Thread for posting tiny primes

[science_man_88]

look in our example

10^2 mod 6 = (10 mod 6)^2 mod 6 so:

100 % 6 = 4^2 %6

4^2 mod 6 = 4

if we can find a power of nineteen with a small remainder with the number bigger than 19 that is a power that divides the exponent we can use that small remainder to a smaller power mod the number again to figure it out.

[3.14159]

A prime with only 6s and 7s as digits:

Code:

7677676676677777767677677666676767676766677677677767677677767776776767676667776677667776666676766766777676767666767667776676767776676766776767676766766666666676677776776666777777777777777777777777777777777777777777777777777777 (226 digits)

Ha!

[3.14159]

So far, the best idea in mind is to perform exponentiation according to the prime factorization of 60, in this case:

So, begin with 19^1 mod 3773512084578210152449.

Obtain cube: 6859 modulo 3773512084578210152449

The above, to the 5th power:

6859^5 mod 3773512084578210152449 = 15181127029874798299 mod 3773512084578210152449.

The above, to the 4th power:

15181127029874798299^4 modulo 3773512084578210152449, which is 1 mod 3773512084578210152449.

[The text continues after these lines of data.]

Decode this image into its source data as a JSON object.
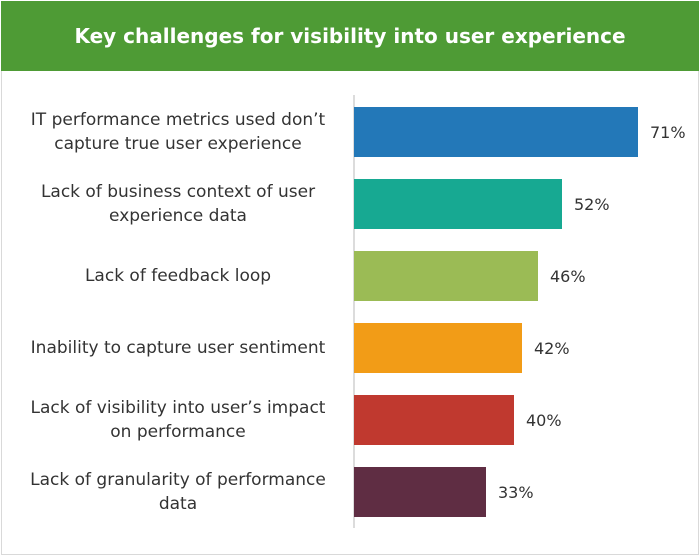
{
  "chart_data": {
    "type": "bar",
    "orientation": "horizontal",
    "title": "Key challenges for visibility into user experience",
    "categories": [
      [
        "IT performance metrics used don’t",
        "capture true user experience"
      ],
      [
        "Lack of business context of user",
        "experience data"
      ],
      [
        "Lack of feedback loop"
      ],
      [
        "Inability to capture user sentiment"
      ],
      [
        "Lack of visibility into user’s impact",
        "on performance"
      ],
      [
        "Lack of granularity of performance",
        "data"
      ]
    ],
    "values": [
      71,
      52,
      46,
      42,
      40,
      33
    ],
    "value_labels": [
      "71%",
      "52%",
      "46%",
      "42%",
      "40%",
      "33%"
    ],
    "colors": [
      "#2378b8",
      "#17a992",
      "#9bbb55",
      "#f29c17",
      "#c0392f",
      "#5f2d43"
    ],
    "xlim": [
      0,
      100
    ],
    "xlabel": "",
    "ylabel": "",
    "grid": false,
    "legend": "none"
  },
  "theme": {
    "header_bg": "#4e9b35",
    "axis_color": "#d0d0d0",
    "label_color": "#333333"
  }
}
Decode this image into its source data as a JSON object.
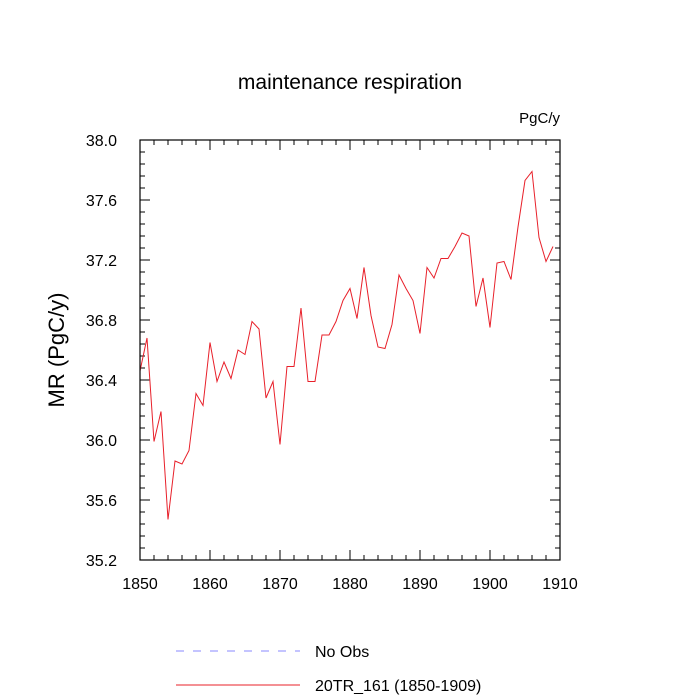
{
  "chart_data": {
    "type": "line",
    "title": "maintenance respiration",
    "units": "PgC/y",
    "ylabel": "MR  (PgC/y)",
    "xlabel": "",
    "xlim": [
      1850,
      1910
    ],
    "ylim": [
      35.2,
      38.0
    ],
    "x_ticks": [
      1850,
      1860,
      1870,
      1880,
      1890,
      1900,
      1910
    ],
    "y_ticks": [
      35.2,
      35.6,
      36.0,
      36.4,
      36.8,
      37.2,
      37.6,
      38.0
    ],
    "x_tick_labels": [
      "1850",
      "1860",
      "1870",
      "1880",
      "1890",
      "1900",
      "1910"
    ],
    "y_tick_labels": [
      "35.2",
      "35.6",
      "36.0",
      "36.4",
      "36.8",
      "37.2",
      "37.6",
      "38.0"
    ],
    "grid": false,
    "legend": [
      {
        "label": "No Obs",
        "color": "#8a8aff",
        "style": "dashed"
      },
      {
        "label": "20TR_161 (1850-1909)",
        "color": "#e8202a",
        "style": "solid"
      }
    ],
    "series": [
      {
        "name": "20TR_161 (1850-1909)",
        "color": "#e8202a",
        "x": [
          1850,
          1851,
          1852,
          1853,
          1854,
          1855,
          1856,
          1857,
          1858,
          1859,
          1860,
          1861,
          1862,
          1863,
          1864,
          1865,
          1866,
          1867,
          1868,
          1869,
          1870,
          1871,
          1872,
          1873,
          1874,
          1875,
          1876,
          1877,
          1878,
          1879,
          1880,
          1881,
          1882,
          1883,
          1884,
          1885,
          1886,
          1887,
          1888,
          1889,
          1890,
          1891,
          1892,
          1893,
          1894,
          1895,
          1896,
          1897,
          1898,
          1899,
          1900,
          1901,
          1902,
          1903,
          1904,
          1905,
          1906,
          1907,
          1908,
          1909
        ],
        "values": [
          36.46,
          36.68,
          35.99,
          36.19,
          35.47,
          35.86,
          35.84,
          35.93,
          36.31,
          36.23,
          36.65,
          36.39,
          36.52,
          36.41,
          36.6,
          36.57,
          36.79,
          36.74,
          36.28,
          36.39,
          35.97,
          36.49,
          36.49,
          36.88,
          36.39,
          36.39,
          36.7,
          36.7,
          36.79,
          36.93,
          37.01,
          36.81,
          37.15,
          36.83,
          36.62,
          36.61,
          36.77,
          37.1,
          37.01,
          36.93,
          36.71,
          37.15,
          37.08,
          37.21,
          37.21,
          37.29,
          37.38,
          37.36,
          36.89,
          37.08,
          36.75,
          37.18,
          37.19,
          37.07,
          37.42,
          37.73,
          37.79,
          37.35,
          37.19,
          37.29
        ]
      }
    ]
  }
}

The test fails for a = 19.

Composite? No.

Primality testing 3273*2^60+1 [N-1, Brillhart-Lehmer-Selfridge]
Running N-1 test using base 7
Special modular reduction using generic reduction x87 FFT length 32 on 3273*2^60+1
Calling Brillhart-Lehmer-Selfridge with factored part 84.51%
3273*2^60+1 is prime! (0.0165s+0.0006s).

.. The only way it's going to be painful to do by hand is if the exponent is prime.

Ex: 10040 * 2^229 + 1.

[science_man_88]

Quote:

Originally Posted by 3.14159

.. The only way it's going to be painful to do by hand is if the exponent is prime.

Ex: 10040 * 2^229 + 1.

10040 = 2^3*1255

2^3*2^229 = 2^232 the exponent is no longer prime.

[3.14159]

For PFGW's trial division switch:

Not enough integers to be used?

For n ≤ 10^9, there should be about 50845000 primes to divide by. PFGW (3.3.6) is only using about 25 million.

Is it just me, or is there something funny going on, yet again?

[3.14159]

303*2^6393 + 1 divides 2^(2^6390) + 1. Any links to a list of the known Fermat divisors?

[axn]

http://www.prothsearch.net/fermat.html

[3.14159]

I downloaded a sieve program that seemed to be nearly evenly matched with NewPGen;

It can be downloaded here.

For k * 2^7500 + 1; sieve limit being 10^10, NewPGen took about 74-76 seconds. TwinGen took about the same amount of time to sieve to 10^10.

However, it can only use b = 2, not generalized bases.

Update: TwinGen > NewPGen when using > 1 threads. No contest there.

4 threads.. Okay; I definitely have a new base 2 sieve.

However; NewPGen remains for b > 2.

Excellent news, because I can eliminate faster, albeit at the loss of notifying me when a particular p divides a particular k.

[3.14159]

Woots. Moving at a mile a minute, so to speak.

[3.14159]

I've reached the upper end of the recommended sieve limit; I am at 35153 candidates remaining, and have sieved to 57.92 trillion.

My odds are at 1 in 7242.

[3.14159]

I think I'll stop at 60707053457923, where there are about 35090 k's left. My odds are now at 1 in 7233.. Not much of a change.